Long Suffering Wife

Friday, October 28, 2005


This was told to me by someone last night as an illustation of "willpower" and faith.

I think in truth it sums up most of the women I know when it comes to cake, chocolate, shoes etc! better than anything I've ever read before....

Toad baked some cookies. “These cookies smell very good,” said Toad. He ate one. “And they taste even better,” he said. Toad ran to Frog’s house. “Frog, Frog,” cried Toad, “taste these cookies that I have made.”
Frog ate one of the cookies, “These are the best cookies I have ever eaten!” said Frog.
Frog and Toad ate many cookies, one after another. “You know, Toad,” said Frog, with his mouth full, “I think we should stop eating. We will soon be sick.”
“You are right,” said Toad. “Let us eat one last cookie, and then we will stop.” Frog and Toad ate one last cookie. There were many cookies left in the bowl.
Frog,” said Toad, “let us eat one very last cookie, and then we will stop.” Frog and Toad ate one very last cookie. “We must stop eating!” cried Toad as he ate another.
“Yes,” said Frog, reaching for a cookie, “we need willpower.”
“What is willpower?” asked Toad.
“Willpower is trying hard not to do something you really want to do,” said Frog.
“You mean like trying hard not to eat all these cookies?” asked Toad.
“Right,” said Frog.
Frog put the cookies in a box. “There,” he said. “Now we will not eat any more cookies.”
“But we can open the box,” said Toad.
“That is true,” said Frog.
Frog tied some string around the box. “There,” he said. “Now we will not eat any more cookies.”
“But we can cut the string and open the box.” said Toad.
That is true,” said Frog.
Frog got a ladder. He put the box up on a high shelf. “There,” said Frog. “Now we will not eat any more cookies.”
“But we can climb the ladder and take the box down from the shelf and cut the string and open the box,” said Toad.
“That is true,” said Frog.
Frog climbed the ladder and took the box down from the shelf. He cut the string and opened the box.
Frog took the box outside. He shouted in a loud voice.
“Hey, birds, here are cookies!” Birds came from everywhere. They picked up all the cookies in their beaks and flew away.
“Now we have no more cookies to eat,” said Toad sadly.
“Not even one.”
“Yes,” said Frog, “but we have lots and lots of willpower.”
“Naff this” said Toad. “You can keep all your willpower Frog, I'm going home now to bake a cake!”

Monday, October 24, 2005

Nine out of ten cats

Following the awful news from home that one of my friends has advanced stage breast cancer I have struggled to put into words how I feel about it.
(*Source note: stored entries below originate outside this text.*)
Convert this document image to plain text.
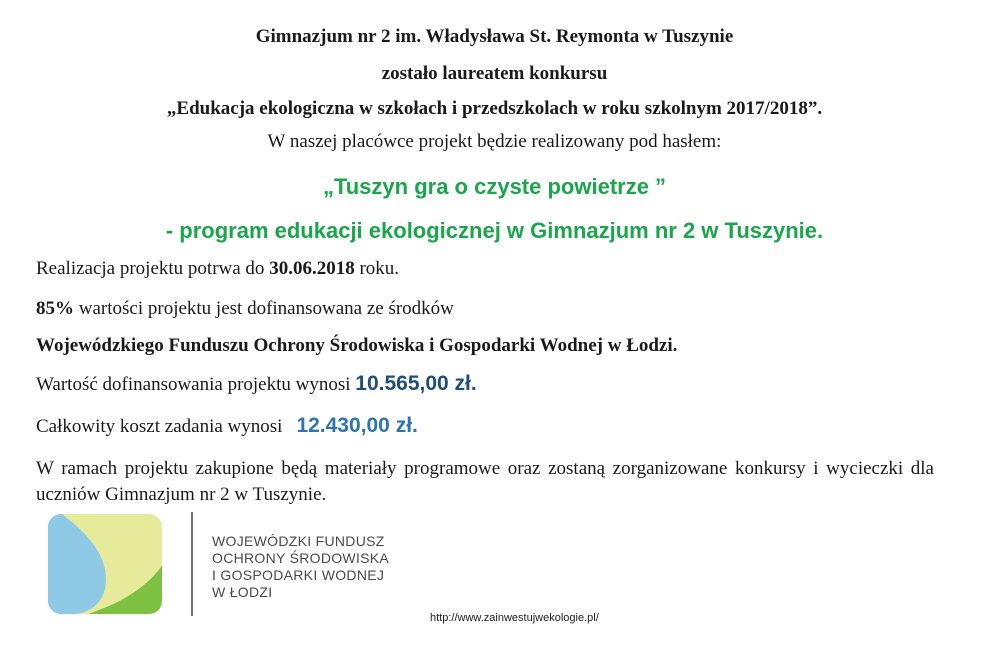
Gimnazjum nr 2 im. Władysława St. Reymonta w Tuszynie
zostało laureatem konkursu
„Edukacja ekologiczna w szkołach i przedszkolach w roku szkolnym 2017/2018”.
W naszej placówce projekt będzie realizowany pod hasłem:
„Tuszyn gra o czyste powietrze ”
- program edukacji ekologicznej w Gimnazjum nr 2 w Tuszynie.
Realizacja projektu potrwa do 30.06.2018 roku.
85% wartości projektu jest dofinansowana ze środków
Wojewódzkiego Funduszu Ochrony Środowiska i Gospodarki Wodnej w Łodzi.
Wartość dofinansowania projektu wynosi 10.565,00 zł.
Całkowity koszt zadania wynosi 12.430,00 zł.
W ramach projektu zakupione będą materiały programowe oraz zostaną zorganizowane konkursy i wycieczki dla uczniów Gimnazjum nr 2 w Tuszynie.
WOJEWÓDZKI FUNDUSZ
OCHRONY ŚRODOWISKA
I GOSPODARKI WODNEJ
W ŁODZI
http://www.zainwestujwekologie.pl/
According to the breast cancer awareness website one in nine women will have breast cancer at sometime in their lives. Following a quick tally of female friends that means that over 10 of us, according to the statistics, will be fighting the silent killer at some point in our lives.

It's left me flat and I've got to the point where crying in work about the injustice of it all is a possibility.
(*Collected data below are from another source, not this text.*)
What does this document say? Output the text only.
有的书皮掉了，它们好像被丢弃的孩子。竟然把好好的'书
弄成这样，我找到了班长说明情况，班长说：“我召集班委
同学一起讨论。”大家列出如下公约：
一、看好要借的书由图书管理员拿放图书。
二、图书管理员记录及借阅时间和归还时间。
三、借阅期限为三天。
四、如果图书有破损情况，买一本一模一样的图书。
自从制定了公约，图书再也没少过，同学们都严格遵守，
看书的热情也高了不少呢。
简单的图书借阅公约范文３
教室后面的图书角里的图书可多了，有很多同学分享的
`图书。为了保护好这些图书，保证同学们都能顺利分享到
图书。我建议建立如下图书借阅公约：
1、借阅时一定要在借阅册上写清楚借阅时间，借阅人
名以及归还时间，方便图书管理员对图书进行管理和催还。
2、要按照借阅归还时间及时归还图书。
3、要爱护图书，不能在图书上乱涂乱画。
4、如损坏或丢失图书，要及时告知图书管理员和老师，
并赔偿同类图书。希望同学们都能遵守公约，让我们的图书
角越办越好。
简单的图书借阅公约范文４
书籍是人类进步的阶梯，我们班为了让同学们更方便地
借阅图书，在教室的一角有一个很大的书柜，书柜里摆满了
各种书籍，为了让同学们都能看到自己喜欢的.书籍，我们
Wednesday, October 19, 2005

Joke du Jour

"There are 10 types of people who understand binary,

those who do and those who don't"

OK so it made the techicie in me laugh when I was told it!

Tuesday, October 18, 2005

Hear No Evil

Every day I travel to work on public transport and have done for years. The best thing about it is being able to read a selection of newspapers without buying one and overhearing people's conversations.
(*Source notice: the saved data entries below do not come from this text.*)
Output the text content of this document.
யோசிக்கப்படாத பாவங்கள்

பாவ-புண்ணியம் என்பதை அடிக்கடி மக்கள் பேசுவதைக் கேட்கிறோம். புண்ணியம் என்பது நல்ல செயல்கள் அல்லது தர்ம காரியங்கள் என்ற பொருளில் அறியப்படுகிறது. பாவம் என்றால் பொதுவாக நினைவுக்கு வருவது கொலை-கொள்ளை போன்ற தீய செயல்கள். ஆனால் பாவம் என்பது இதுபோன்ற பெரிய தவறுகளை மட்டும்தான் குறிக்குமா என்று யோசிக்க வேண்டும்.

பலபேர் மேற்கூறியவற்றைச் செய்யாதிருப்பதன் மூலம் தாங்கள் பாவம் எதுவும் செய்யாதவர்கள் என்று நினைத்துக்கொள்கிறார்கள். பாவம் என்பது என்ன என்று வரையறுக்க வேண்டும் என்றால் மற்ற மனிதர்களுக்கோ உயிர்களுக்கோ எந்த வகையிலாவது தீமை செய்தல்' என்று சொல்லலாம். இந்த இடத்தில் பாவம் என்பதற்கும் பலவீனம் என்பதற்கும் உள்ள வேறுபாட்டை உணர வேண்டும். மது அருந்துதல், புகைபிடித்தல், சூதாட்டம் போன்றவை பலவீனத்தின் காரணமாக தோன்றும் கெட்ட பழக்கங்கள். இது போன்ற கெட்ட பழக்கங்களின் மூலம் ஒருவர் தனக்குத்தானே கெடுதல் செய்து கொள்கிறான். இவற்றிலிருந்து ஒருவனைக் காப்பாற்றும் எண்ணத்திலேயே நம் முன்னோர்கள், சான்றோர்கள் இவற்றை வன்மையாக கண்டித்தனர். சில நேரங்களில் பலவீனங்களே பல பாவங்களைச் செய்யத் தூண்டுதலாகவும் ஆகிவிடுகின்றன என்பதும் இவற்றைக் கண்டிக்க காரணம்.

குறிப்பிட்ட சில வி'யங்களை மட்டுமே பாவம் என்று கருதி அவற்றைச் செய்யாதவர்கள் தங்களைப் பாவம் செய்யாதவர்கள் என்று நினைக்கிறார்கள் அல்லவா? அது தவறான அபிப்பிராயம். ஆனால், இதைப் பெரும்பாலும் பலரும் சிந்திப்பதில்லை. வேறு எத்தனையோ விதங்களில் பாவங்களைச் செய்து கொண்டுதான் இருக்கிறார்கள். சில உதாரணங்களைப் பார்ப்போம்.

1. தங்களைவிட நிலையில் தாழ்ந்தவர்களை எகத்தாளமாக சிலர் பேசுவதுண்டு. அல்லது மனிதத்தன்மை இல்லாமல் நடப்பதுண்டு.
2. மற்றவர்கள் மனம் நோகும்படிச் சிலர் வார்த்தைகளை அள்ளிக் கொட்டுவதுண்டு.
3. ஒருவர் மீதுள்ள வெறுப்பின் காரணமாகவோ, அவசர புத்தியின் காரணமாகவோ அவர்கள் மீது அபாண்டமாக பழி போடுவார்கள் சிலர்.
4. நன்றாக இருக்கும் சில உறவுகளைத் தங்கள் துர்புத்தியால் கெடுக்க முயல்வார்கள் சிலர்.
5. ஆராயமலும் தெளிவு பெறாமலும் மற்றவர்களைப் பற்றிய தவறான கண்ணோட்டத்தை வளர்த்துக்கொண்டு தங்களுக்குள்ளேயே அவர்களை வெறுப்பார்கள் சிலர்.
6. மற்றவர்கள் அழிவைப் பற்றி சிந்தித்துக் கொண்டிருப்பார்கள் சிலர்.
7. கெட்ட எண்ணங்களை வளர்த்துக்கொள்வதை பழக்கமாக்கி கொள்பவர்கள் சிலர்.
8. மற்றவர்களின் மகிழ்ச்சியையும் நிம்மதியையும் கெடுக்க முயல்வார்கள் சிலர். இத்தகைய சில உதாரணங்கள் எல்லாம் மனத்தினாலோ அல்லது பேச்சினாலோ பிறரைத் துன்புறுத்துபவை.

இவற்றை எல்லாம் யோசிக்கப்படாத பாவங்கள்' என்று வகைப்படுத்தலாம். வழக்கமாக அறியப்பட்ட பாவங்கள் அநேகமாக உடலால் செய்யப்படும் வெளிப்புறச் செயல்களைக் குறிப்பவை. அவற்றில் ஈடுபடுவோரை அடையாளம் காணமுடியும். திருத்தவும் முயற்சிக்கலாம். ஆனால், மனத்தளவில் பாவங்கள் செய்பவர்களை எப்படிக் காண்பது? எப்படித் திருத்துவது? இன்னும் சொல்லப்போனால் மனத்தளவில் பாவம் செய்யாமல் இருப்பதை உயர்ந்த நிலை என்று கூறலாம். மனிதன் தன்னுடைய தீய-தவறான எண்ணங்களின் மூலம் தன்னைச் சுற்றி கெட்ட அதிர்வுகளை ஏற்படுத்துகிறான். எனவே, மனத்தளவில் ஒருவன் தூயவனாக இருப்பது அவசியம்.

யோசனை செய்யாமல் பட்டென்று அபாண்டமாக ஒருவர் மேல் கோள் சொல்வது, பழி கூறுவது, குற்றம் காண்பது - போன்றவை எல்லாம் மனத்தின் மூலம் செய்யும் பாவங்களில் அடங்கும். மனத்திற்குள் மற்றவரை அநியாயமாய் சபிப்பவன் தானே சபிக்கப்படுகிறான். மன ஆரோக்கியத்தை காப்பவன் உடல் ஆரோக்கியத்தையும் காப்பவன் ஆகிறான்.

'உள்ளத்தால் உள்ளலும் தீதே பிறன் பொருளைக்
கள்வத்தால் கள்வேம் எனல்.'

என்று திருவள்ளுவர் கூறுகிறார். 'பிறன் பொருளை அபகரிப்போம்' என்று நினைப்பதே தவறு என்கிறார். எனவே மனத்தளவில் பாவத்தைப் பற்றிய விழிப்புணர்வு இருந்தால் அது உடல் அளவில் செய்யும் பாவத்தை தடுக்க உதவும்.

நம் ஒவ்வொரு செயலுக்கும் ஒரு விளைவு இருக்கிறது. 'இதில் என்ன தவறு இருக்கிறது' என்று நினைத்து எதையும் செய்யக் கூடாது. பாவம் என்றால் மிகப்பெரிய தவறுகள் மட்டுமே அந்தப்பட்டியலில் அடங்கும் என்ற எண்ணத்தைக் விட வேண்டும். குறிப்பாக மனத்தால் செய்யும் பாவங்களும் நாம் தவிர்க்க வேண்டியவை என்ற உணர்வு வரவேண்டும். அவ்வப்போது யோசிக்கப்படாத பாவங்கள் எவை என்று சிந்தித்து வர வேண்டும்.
In the last weeks I have been privilage to such lovlies as
"She's such a pushy mother I'd never do that to Amy....... I think Amy should continue to dance so I'm going to make sure that she's in the Panto even if she doesn't want to be"

"It's a shame these Fathers for Justice feel the need to dress up like tw*ts all they do it attract attention to themselves"

"I've found a lump in my sack and I'm too embarrased to tell the doctor about it" - Why love you've just told 30 strangers.

So next time your on the bus watch out, you never knopw who's listening

Tuesday, October 11, 2005

Orange Liquid

The wife and I went to Brum this weekend to celebrate the forthcoming doctorate of a friend from university. That is eight years from the moment that he started at university with us to finally being forced to look for paid employment.

So celebrating we a went into Brum and to the pub which specialises in cider and real ale. And so started the night of the orange pint. It felt fine to start with, but

Mistake number one - when asking for a half and being refuse, on account of being a girl, accept this rejection rather than stating "OK make it a pint then!"

Mistake number two - staying at the pub in a lock in until 2pm, having been drinking since lunch time.

Now I'm in the lucky minority who don't usually get hangovers and as such can't really deal with them on the minimal number of occasions with which they occur.

As such I spent Sunday in bed asleep and throwing up on trains and hoping the world would just f@*k off and let me die.

And that brings me onto the other issue - why are there always delays on the train lines when you want to be home yesterday?